Alternant films d’auteurs et comédies populaires, l’artiste a tourné le dos aux plans de carrière et n’a jamais accepté d’être seulement belle et se taire. Aujourd’hui encore, demain l’intéresse plus qu’hier. Ce sont tout à la fois ses désirs de cinéma et sa soif de découvrir qui, indubitablement, donnent à ce jeune festival son incontestable supplément d’âme.

« Je me questionne énormément. Tout le temps…se tournant vers son compagnon Geoffroy Thiebaut, hein ?… Geoffroy peut le dire, il en a marre lui ! (rires de l’un et de l’autre) Parce que je me suis beaucoup battue pour que ce festival soit comme je le voulais. Déjà, chaque invité vient avec quelque chose dans la main. Personne ne vient aux frais de la princesse sans rien donner. Ensuite, je veux  faire revenir des gens et des films qu’on a un peu mis à l’écart. Des films parce qu’il y a le diktat des genres et que je m’en fous ! Moi j’aime le cinéma d’auteur comme le cinéma populaire. Des gens, parce qu’on les trouve trop vieux alors qu’il n’y pas de vieillesse dans ce métier, juste des anciens ! Quand tu vois Pierre Richard, qui nous a fait l’honneur d’être notre parrain pour la première édition, ce qu’il fait à 86 ans !! Tu hallucines ! Tu te dis que c’est cool de vivre, de grandir et de devenir un ancien… Dans la création, il n’y a pas d’âge et il n’est jamais trop tard ».

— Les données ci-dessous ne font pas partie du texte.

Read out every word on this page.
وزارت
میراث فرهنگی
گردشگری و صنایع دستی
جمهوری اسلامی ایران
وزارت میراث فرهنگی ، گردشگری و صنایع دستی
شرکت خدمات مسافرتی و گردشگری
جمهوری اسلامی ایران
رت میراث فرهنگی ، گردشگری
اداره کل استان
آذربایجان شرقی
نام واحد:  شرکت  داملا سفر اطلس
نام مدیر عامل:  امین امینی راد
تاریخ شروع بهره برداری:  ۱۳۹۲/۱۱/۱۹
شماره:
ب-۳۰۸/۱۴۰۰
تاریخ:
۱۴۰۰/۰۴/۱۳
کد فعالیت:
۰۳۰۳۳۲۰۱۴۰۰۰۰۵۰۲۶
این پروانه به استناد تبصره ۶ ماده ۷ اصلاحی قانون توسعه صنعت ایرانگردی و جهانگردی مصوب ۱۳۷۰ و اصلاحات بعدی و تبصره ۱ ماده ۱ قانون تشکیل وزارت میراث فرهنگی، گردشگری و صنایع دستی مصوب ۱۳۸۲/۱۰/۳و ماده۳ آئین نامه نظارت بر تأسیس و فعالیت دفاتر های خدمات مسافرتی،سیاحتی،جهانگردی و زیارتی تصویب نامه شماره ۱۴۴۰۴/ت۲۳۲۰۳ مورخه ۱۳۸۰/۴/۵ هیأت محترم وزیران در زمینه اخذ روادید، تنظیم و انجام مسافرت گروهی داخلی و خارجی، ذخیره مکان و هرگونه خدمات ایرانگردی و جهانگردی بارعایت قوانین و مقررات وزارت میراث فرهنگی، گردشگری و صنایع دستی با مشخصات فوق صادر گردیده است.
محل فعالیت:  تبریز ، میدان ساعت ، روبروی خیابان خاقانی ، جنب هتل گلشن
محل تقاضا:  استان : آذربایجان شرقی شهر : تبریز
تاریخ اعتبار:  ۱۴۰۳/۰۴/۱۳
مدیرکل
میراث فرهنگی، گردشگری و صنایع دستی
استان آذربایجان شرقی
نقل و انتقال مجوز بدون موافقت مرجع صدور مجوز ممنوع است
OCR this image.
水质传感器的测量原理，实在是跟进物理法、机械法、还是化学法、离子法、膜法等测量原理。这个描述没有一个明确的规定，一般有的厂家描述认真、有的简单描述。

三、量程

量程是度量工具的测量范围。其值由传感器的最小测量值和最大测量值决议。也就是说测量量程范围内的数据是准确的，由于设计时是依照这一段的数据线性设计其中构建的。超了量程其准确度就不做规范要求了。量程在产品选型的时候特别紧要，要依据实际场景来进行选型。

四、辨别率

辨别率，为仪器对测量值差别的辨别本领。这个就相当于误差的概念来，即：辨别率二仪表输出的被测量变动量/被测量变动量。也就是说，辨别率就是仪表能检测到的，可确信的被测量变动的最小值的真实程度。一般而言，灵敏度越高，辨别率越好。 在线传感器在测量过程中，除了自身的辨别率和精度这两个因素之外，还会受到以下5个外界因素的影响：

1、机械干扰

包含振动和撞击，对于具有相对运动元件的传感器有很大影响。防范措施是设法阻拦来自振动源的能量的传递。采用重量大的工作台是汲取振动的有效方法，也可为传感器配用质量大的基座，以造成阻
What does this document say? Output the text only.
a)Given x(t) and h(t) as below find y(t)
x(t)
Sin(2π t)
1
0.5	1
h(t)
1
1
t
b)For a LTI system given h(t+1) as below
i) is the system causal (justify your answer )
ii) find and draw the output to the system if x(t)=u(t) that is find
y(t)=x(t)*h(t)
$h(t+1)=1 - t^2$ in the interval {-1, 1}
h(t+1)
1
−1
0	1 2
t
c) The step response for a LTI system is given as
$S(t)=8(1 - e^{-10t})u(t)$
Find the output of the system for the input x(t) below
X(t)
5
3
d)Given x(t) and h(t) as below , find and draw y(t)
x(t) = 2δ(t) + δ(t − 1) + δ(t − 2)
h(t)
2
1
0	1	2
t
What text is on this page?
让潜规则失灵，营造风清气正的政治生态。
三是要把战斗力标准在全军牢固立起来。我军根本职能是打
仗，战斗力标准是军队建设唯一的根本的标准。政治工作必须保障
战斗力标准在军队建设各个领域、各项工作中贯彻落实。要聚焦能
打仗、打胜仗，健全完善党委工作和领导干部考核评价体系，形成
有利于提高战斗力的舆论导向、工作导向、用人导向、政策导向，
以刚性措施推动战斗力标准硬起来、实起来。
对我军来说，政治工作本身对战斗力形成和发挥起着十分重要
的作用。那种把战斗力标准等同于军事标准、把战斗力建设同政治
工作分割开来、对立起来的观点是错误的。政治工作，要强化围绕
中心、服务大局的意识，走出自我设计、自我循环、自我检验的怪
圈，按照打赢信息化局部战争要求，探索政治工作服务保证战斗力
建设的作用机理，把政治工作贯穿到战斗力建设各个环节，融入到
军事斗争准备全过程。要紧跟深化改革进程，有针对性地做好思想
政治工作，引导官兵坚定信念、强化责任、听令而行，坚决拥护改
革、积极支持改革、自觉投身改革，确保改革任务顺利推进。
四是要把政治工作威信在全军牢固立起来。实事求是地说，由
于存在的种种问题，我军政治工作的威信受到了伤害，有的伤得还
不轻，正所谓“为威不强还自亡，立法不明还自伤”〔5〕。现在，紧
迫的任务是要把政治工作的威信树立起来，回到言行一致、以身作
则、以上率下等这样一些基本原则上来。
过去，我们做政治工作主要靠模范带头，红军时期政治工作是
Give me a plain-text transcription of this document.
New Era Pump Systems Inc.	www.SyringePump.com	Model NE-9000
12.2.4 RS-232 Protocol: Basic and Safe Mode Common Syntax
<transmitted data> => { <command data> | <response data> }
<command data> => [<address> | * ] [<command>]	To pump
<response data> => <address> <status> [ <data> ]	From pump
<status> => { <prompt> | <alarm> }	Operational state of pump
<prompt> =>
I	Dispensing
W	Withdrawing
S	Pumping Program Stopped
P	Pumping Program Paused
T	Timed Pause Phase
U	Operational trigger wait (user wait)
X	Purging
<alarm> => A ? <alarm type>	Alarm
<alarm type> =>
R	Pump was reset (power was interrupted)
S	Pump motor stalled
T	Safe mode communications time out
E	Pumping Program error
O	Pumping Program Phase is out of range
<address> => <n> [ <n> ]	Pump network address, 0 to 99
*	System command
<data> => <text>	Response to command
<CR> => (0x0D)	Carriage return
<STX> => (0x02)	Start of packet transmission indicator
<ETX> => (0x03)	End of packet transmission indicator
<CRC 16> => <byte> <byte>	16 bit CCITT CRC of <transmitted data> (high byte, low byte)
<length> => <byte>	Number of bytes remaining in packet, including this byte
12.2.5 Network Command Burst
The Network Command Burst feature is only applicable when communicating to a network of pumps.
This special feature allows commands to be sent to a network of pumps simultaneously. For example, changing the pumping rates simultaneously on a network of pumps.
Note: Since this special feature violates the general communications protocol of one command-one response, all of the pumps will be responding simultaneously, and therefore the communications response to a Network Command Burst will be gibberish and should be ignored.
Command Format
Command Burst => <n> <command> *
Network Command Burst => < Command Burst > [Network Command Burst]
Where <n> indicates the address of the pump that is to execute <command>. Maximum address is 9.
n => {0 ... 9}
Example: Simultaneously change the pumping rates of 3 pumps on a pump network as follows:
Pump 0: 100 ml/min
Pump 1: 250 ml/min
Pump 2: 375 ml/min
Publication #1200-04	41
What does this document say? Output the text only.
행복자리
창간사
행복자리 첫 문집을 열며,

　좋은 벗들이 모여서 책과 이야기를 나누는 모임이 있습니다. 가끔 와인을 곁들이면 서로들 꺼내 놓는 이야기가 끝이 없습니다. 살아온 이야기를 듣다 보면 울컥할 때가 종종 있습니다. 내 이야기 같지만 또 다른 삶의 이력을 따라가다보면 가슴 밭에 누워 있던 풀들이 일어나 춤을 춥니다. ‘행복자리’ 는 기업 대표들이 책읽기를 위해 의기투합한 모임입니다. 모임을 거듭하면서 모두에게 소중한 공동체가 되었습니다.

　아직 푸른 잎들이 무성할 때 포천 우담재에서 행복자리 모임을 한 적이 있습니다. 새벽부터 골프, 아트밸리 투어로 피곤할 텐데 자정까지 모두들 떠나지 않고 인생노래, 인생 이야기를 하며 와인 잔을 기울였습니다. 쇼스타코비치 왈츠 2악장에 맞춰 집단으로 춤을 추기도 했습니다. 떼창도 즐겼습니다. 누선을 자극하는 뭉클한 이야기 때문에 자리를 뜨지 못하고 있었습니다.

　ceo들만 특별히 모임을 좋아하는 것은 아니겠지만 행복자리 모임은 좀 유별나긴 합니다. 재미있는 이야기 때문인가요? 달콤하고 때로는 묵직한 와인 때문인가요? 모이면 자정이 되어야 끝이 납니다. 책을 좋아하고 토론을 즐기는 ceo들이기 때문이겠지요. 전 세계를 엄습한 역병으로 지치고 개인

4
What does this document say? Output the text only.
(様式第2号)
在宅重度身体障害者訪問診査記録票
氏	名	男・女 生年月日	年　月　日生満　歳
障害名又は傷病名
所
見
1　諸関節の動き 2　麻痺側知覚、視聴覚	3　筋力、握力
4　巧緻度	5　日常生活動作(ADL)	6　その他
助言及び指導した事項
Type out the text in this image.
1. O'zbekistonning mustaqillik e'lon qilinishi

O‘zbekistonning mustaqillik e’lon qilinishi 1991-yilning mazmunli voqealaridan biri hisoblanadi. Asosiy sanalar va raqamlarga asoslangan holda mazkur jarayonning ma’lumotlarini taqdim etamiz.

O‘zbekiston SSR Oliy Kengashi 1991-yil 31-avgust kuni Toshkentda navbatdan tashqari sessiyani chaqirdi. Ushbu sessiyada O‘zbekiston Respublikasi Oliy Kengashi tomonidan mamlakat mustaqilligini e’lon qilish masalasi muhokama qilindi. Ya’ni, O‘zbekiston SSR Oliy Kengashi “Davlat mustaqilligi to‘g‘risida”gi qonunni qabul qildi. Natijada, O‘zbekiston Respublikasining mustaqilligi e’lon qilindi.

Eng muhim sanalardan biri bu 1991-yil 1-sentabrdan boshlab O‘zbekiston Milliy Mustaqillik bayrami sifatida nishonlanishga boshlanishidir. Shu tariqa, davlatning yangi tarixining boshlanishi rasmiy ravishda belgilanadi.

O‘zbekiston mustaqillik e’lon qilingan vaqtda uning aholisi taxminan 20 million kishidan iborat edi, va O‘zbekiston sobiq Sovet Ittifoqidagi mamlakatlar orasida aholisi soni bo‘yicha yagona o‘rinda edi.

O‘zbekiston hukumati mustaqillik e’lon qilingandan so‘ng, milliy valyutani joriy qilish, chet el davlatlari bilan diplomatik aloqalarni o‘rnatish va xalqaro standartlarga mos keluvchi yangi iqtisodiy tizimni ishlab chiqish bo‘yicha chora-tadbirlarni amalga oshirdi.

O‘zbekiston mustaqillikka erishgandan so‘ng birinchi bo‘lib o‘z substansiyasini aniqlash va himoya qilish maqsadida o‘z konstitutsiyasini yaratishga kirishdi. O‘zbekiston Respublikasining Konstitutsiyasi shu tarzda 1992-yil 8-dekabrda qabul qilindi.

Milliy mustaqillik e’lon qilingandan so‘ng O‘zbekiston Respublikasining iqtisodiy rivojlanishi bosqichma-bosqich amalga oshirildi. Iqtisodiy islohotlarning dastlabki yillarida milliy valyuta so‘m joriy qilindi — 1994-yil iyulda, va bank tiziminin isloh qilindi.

Il n’est jamais trop tôt non plus. Si le Festival du Film Insolite a programmé le jeudi 9 août une formidable soirée autour de l’oeuvre de Terry Gilliam avec et entre autres la projection de « l’homme qui tua Don Quichotte », il s’ouvrira cette année encore aux jeunes talents. En l’occurrence, des collégiens et lycéens de la région Occitanie, qui présenteront les courts-métrages qu’ils ont réalisés sur le thème du Graal. Un concours présidé par l’éditeur et écrivain Éric Naulleau.

L’irrésistible série « Kaamelott » d’Alexandre Astier, qui sera projetée sur grand écran, offrira aux plus jeunes, comme à ceux qui le sont moins et qui ont souvent confondu, de se faire une autre idée du roi Arthur, de Merlin, Lancelot et de tous leurs potes de la table ronde. Et c’est au comédien Sergi Lopez que reviendra cette année le beau rôle du parrain du festival.

Les 9 et 10 août prochains, le 4é Festival du Film Insolite de Rennes-le-Château, à l’écart des routes balisées et loin des tumultes balnéaires, votre prochaine parenthèse estivale. Pour retrouver le goût du mystérieux et le sens du merveilleux.